Inoculant Specificity — A Critical Management Point

The requirement for Azorhizobium caulinodans as the specific symbiont for S. rostrata stem nodulation is an absolute biological constraint with major practical implications. Standard commercial Rhizobium inoculants formulated for soybeans, cowpeas, groundnuts, or other legumes will NOT effectively nodulate S. rostrata stems. Without the correct inoculant on soils that lack native A. caulinodans populations (which includes most Asian paddy soils, as this bacterium is not native to Asia), S. rostrata will produce only root nodules (if any), and N-fixation will be a fraction of its potential.
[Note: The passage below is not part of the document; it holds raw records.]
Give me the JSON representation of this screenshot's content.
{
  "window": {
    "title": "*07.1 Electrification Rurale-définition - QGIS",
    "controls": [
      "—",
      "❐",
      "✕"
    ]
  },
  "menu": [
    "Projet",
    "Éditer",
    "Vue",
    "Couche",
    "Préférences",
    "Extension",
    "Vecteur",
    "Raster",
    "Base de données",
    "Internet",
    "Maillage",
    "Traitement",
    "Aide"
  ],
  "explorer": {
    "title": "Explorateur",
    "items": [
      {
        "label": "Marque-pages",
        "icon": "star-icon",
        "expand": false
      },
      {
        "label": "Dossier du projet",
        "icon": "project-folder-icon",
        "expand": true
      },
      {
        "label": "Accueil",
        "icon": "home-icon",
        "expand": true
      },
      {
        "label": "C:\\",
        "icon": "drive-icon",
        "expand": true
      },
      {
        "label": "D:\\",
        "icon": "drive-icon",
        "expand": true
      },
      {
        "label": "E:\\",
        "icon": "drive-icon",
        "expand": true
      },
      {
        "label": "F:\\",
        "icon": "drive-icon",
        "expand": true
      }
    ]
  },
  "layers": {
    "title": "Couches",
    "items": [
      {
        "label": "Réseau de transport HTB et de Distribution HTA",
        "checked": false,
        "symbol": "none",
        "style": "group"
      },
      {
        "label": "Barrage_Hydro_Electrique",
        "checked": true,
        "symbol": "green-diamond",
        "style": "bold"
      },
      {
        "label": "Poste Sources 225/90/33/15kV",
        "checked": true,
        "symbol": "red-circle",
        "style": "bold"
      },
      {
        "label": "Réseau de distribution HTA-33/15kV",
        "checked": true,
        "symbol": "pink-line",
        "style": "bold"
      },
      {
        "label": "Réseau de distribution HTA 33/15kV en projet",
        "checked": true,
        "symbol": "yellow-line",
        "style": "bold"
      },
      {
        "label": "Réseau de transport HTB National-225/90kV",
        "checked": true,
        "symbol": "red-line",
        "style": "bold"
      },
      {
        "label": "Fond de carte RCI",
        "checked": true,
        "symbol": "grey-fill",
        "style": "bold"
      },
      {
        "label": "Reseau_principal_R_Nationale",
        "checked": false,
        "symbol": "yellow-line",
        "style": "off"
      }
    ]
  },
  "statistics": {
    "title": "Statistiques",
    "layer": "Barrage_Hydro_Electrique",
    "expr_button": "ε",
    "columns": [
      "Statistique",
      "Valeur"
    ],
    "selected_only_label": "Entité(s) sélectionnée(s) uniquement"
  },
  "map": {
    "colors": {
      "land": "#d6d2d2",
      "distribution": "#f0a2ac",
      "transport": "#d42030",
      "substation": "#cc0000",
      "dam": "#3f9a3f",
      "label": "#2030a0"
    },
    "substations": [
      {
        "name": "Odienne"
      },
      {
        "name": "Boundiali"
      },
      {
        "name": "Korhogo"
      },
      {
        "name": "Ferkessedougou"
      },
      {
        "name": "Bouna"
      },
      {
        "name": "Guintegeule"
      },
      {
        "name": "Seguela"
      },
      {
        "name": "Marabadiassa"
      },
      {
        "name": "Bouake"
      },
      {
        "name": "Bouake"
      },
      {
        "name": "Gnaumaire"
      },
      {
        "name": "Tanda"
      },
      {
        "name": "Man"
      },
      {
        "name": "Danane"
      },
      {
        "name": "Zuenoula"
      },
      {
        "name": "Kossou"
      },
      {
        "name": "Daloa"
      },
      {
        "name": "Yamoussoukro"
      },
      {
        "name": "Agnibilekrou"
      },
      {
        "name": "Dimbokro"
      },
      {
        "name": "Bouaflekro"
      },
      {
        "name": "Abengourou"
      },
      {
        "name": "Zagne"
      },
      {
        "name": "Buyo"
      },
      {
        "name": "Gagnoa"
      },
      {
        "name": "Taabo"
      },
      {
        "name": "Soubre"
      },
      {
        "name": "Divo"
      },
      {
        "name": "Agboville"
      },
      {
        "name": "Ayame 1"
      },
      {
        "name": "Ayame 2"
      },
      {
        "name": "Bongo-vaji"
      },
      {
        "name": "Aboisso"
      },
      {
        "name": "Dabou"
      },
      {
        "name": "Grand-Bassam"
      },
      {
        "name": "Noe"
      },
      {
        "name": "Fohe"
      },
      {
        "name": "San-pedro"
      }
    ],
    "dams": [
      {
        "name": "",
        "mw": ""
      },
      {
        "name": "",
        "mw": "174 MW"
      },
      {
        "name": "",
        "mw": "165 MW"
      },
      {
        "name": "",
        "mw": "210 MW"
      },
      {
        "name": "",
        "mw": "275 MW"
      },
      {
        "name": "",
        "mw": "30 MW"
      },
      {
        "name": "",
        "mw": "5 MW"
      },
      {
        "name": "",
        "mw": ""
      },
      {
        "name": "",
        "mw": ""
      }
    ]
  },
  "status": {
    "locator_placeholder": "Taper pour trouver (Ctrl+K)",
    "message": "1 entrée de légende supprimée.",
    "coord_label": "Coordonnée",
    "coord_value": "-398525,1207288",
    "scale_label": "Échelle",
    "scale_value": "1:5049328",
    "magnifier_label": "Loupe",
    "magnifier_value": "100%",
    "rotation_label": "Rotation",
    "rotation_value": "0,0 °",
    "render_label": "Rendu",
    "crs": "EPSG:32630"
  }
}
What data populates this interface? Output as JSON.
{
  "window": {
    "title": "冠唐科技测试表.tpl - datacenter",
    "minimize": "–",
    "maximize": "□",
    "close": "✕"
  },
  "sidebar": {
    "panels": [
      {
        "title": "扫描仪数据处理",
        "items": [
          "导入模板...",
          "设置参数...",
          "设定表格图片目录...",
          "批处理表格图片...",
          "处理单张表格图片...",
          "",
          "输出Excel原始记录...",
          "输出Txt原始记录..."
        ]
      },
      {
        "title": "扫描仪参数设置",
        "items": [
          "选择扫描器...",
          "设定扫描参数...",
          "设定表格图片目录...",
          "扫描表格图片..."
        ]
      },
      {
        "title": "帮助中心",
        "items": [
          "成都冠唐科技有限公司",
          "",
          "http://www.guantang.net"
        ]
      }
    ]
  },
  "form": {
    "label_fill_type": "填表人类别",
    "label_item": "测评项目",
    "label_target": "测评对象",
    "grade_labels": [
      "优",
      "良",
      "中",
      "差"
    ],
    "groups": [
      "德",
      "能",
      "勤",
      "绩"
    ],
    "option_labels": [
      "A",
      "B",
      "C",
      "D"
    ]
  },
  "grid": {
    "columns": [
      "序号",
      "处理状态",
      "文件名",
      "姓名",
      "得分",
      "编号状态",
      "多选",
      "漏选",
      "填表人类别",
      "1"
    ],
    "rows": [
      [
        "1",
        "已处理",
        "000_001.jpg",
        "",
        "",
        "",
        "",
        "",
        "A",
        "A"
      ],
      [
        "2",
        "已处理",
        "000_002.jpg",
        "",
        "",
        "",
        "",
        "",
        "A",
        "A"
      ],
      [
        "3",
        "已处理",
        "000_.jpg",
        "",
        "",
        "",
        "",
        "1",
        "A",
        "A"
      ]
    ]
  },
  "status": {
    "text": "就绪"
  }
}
The A. caulinodans inoculant is available from IRRI (Philippines), NRRI (India), and several national agricultural research systems in South and Southeast Asia, but is not widely available through commercial agricultural supply chains in most countries. This inoculant availability bottleneck is the primary adoption barrier for S. rostrata outside of well-supported research networks.

Limitations

S. rostrata is an annual and must be replanted each season — unlike S. sesban or S. grandiflora, which provide multi-year returns from a single planting. Its relatively short stature (1–3 m at incorporation time) limits its non-paddy uses. Fodder value is lower than S. sesban or S. grandiflora — the leaves are less palatable and lower in protein relative to those species. In drought conditions, stem nodule activation is reduced and plant growth suffers, limiting use to rainfed or irrigated paddy environments. The specialized inoculant requirement is a recurring supply chain challenge in smallholder contexts.

Key References

The fundamental research on S. rostrata biology was published by Dreyfus & Dommergues (1981) in FEMS Microbiology Letters, documenting the stem nodulation system. The IRRI Technical Bulletin TB-21 provides the definitive agronomic guidelines for paddy integration. FAO Plant Production Paper 149 synthesizes multi-country trial data. Ladha et al. (1993), published in Plant and Soil, documented BNF rates of 200–260 kg N/ha using 15N isotope dilution across irrigated rice systems in India, the Philippines, and Bangladesh — establishing the quantitative case for S. rostrata as a urea substitute.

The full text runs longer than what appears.